Aria a reçu le rapport d'Elie dès que la navette est retournée au vaisseau : mission accomplie sans accroc, rapport complet au retour, pas de pertes, ordres respectés à la lettre. Ce premier rapport qu'elle reçoit d'Elie la fait rire, minimaliste mais couvrant tout ce qui est nécessaire. Elle devra lui dire de trouver quelqu'un dans son équipe pour faire quelque chose d'un peu mieux que ça pour son équipe du renseignement. Pour le moment, elle attend une vieille amie au loft, et ce qu'elle doit lui montrer l'inquiète. Et Aria n'aime pas être inquiète. Elle entend la porte s'ouvrir, Bray et son invitée sont arrivés. Elle remercie le butarien d'un hochement de tête et salue son invitée d'une longue accolade.

« Aria, cela faisait bien longtemps. Pourquoi ne nous voyions nous plus, déjà ?

- Quand j'étais malvenue à la Citadelle, tu y avais tes quartiers, quand je m'y suis réfugiée, tu avais déménagée, et entre temps, va savoir, j'ai oublié.

- Toujours les belles paroles, Aria… Comment vas-tu, et comment va ce monde que tu te bâtis ?

- Je vais toujours bien, la conquête plaît à mon teint. Et mon monde, il s'embellit chaque jour. Et toi, chère amie ? Comment est ce coin de Thessia où tu t'es installée ?

- Thessia est en ruines et les Matriarches ne maîtrisent plus rien. Mais les jeunes travaillent dur et l'espoir reste solide, alors ça va. Je me doute que tu ne m'as pas fait venir pour parler de mondanités. Ça avait l'air sérieux, quand tu m'as appelée.

- Ça l'est, Sha'ira. Une de mes… amies a un problème et je ne le comprends pas. Je voudrais te partager une mémoire, si tu veux bien, que tu vois ce que j'ai vu.

- Bien sûr, à ton service, Aria. »

Les deux asaris s'installent côte à côte sur le canapé et Sha'ira, du bout des doigts, saisit la main de la reine d'Oméga, qui concentre son énergie sur Elie, ce qu'elle a vu ce soir là dans son esprit, sur le sol de sa cuisine. Les esprits des deux Matriarches s'unissent, dans un partage mémoriel, factuel, professionnel, pour Sha'ira. Mais quand elle sort de l'union, un peu brusquement, hâtivement, la favorite ne peut empêcher un tremblement.

« Qui est cette personne, Aria ? Est-elle encore capable ne serait-ce que de fonctionner ?

- C'est une de mes mercenaires. Et elle va très bien, là elle est en mission.

- Vraiment ? Mais comment ? Il ne faut plus jamais que tu t'unisses à elle, Aria, cette tempête, ces yeux. Ce n'est pas naturel.

- Sha'ira, je me suis unie à elle, avant et après ce moment, et c'était totalement différent, c'était comme toutes les autres unions, naturel. Cette union, dans ma cuisine, c'est comme si je l'avais faite avec une personne que je n'avais jamais connue. Comment est-ce possible ?
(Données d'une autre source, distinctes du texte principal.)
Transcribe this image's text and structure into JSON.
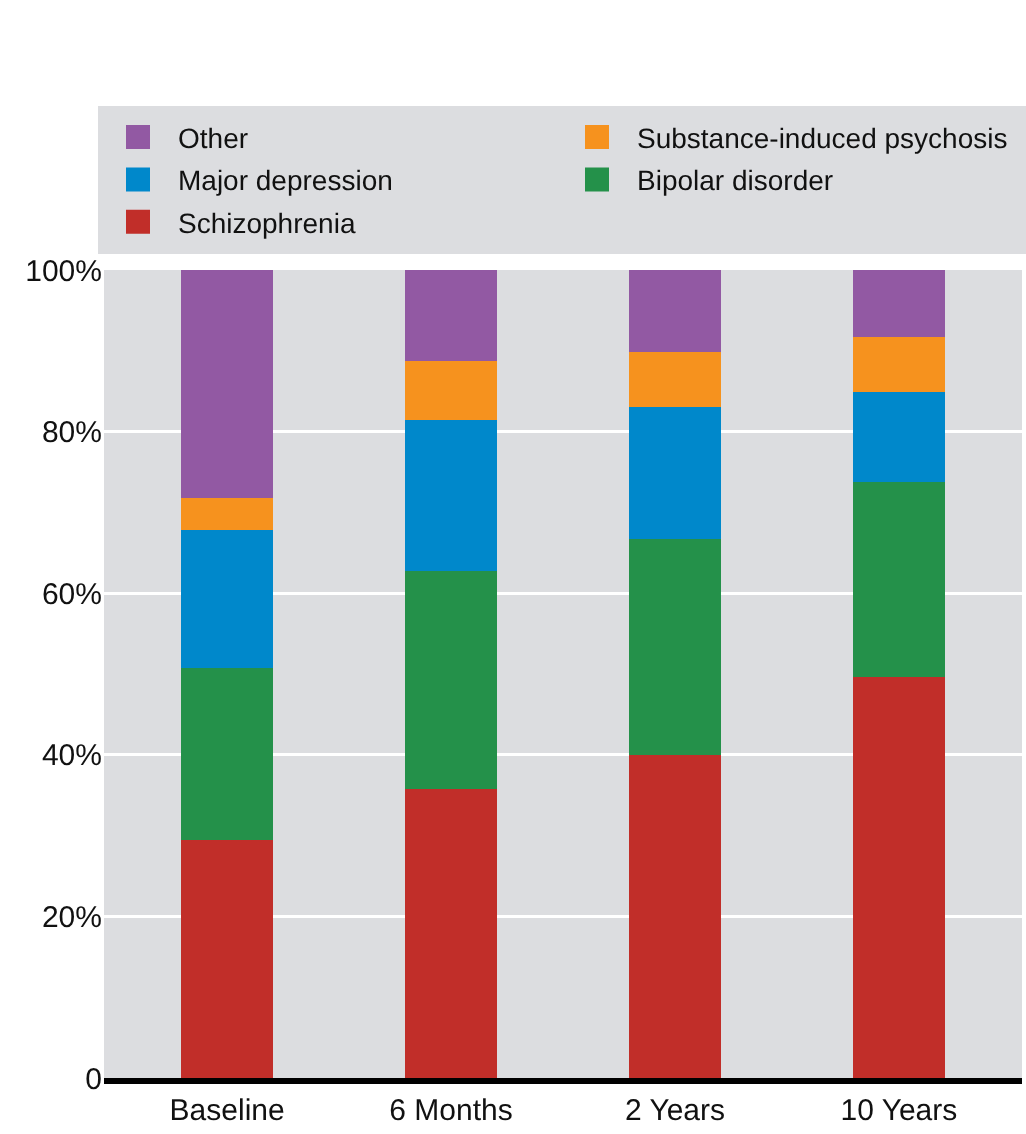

- Ce que tu dis me fait penser à ce que m'a dit une de mes acolytes, avant la guerre. Elle avait ce client régulier, un humain. Un jour, il est arrivé, anxieux, déconnecté. Elle l'a détendue, elle l'a crue en tout cas. Elle a engagé l'union, a trouvé des landes désolées et froides, inconnues. A eu peur. S'est retirée. L'homme est resté prostré un moment, puis il est parti. Cet homme, nous l'avons appris bien plus tard, au plus fort de la guerre, était endoctriné, Aria. C'est pour ça que je te dis, arrête de t'unir à cette personne. C'est dangereux. Qui sait à quoi tu pourrais exposer ton esprit ?

- Endoctrinée ? Elie ? C'est impossible. Les endoctrinés sont tous morts en deux semaines, après la guerre. Elle ne devrait pas être en vie si c'était le cas. Elle est… Non. Son esprit est clair. Elle a des traumatismes mais…

- Aria. Je vois que tu tiens à elle. Présente-la-moi, et je ferai mon possible pour vous aider, d'accord ?

- Ce n'est pas ça. Elle est un atout pour Oméga, se défend la pirate.

- D'accord, Aria, si tu le dis, dit Sha'ira en peinant à cacher un petit sourire face à ce mensonge ridicule.

- Elle ne rentre pas avant demain matin. Je nous commande à dîner ?

- Volontiers. »

Deux vieilles amies, Matriarches témoins de temps ancestraux, se retrouvent à parler une fois de plus d'une guerre qu'elles ont vu, une de trop.